The very next play, Smith attacks with a plan. He knows the tackle is going to account for the speed and explosion Smith showed a play ago, and Smith uses that against him. By using his inside arm to further leverage himself, Smith executes a near perfect inside spin move through the space provided by the tackle overstepping his set. You’d like to see Smith finish there, but still, pressures matter.
Smith isn’t done yet. Not long afterward, Smith was once again the first off the ball, this time at left defensive end, and completed the holy trinity by notching his first sack of the preseason. After attacking outside with speed the first time, and inside with quickness the second time, he used a full throttle bull rush and attacked the tackle head on. His pad level, hand placement, and leg drive were all correct and he got the tackle off his feet and made his way to the quarterback. The Bengals haven’t seen this kind of mix of athleticism and nuance off the edge from someone other than Carlos Dunlap in a while; it’d be a shame if they decide to prevent it from continuing in the regular season.

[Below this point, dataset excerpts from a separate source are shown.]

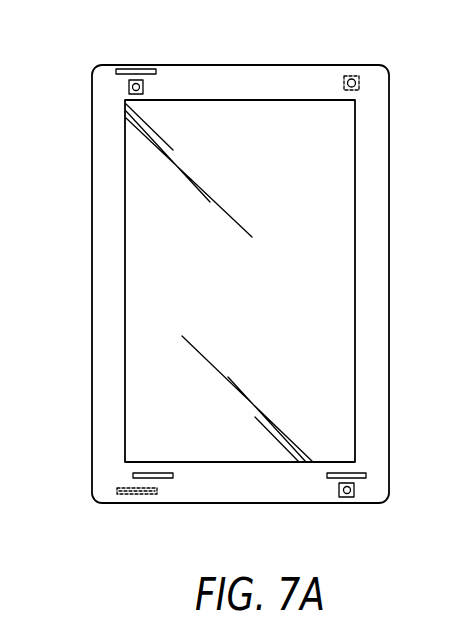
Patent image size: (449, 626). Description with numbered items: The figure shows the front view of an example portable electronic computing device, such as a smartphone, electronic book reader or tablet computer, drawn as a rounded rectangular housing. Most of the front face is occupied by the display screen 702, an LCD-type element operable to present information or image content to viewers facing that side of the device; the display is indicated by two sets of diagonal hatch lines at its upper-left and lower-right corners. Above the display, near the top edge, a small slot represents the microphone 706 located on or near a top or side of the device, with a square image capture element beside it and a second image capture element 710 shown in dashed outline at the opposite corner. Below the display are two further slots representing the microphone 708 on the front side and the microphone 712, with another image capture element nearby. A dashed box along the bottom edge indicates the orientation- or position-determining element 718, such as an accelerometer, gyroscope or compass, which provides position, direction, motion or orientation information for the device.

The display screen 702 is at (125, 170).
The microphone 706 is at (156, 72).
The microphone 708 is at (366, 476).
The image capture element 710 is at (351, 74).
The microphone 712 is at (133, 476).
The orientation- or position-determining element 718 is at (137, 495).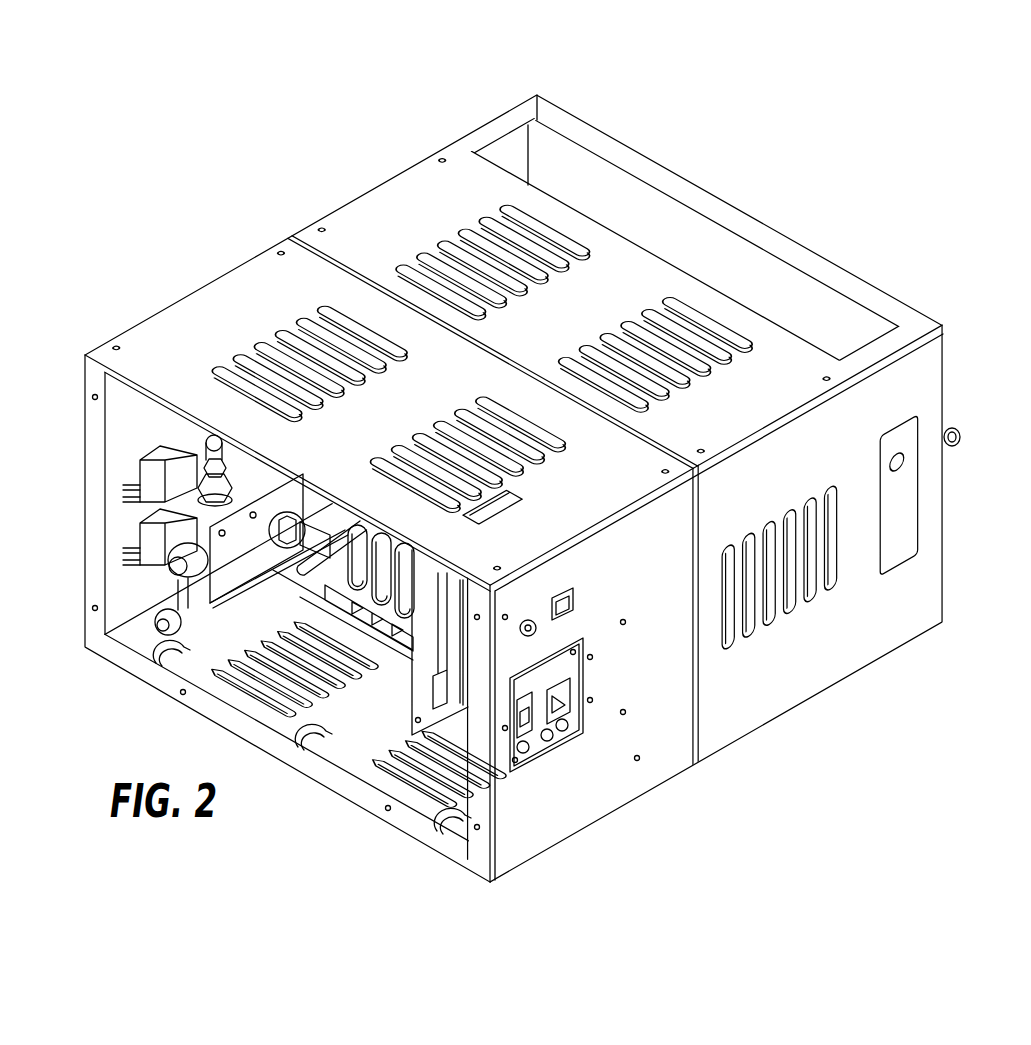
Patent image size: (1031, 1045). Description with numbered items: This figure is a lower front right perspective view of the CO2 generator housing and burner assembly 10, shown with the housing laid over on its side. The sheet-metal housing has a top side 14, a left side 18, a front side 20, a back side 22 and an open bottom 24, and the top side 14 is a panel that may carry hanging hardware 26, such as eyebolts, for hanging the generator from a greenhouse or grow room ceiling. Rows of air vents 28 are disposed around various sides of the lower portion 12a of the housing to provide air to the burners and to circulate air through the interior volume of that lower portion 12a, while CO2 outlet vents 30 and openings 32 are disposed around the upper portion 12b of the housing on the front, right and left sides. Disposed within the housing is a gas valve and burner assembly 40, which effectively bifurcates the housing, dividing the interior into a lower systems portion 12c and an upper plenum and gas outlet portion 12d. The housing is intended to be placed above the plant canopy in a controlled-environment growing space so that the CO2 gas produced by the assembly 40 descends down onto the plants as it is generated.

The generator housing and burner assembly 10 is at (822, 193).
The lower portion of the housing 12a is at (655, 772).
The upper portion of the housing 12b is at (750, 712).
The lower systems portion 12c is at (376, 788).
The upper plenum and gas outlet portion 12d is at (840, 348).
The top side 14 is at (619, 185).
The left side 18 is at (127, 432).
The front side 20 is at (355, 215).
The back side 22 is at (538, 868).
The open bottom 24 is at (360, 754).
The hanging hardware 26 is at (960, 445).
The air vents 28 is at (292, 330).
The CO2 outlet vents 30 is at (470, 215).
The openings 32 is at (666, 215).
The gas valve and burner assembly 40 is at (232, 585).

So far, the defensive line has outplayed the offensive line, but both units have had their share of individual standouts. If Smith gets some time with the first team against Washington this week, he’ll have a chance of going up against who many consider to be the best tackle in the game in Trent Williams. On the other side of the ball, rookie Jonathan Allen will get some one-on-ones with Hopkins and Bodine, while Ogbuehi and Fisher get to deal with Preston Smith on the edge. It should go a long way in determining how up to snuff this group of linemen project to be this season.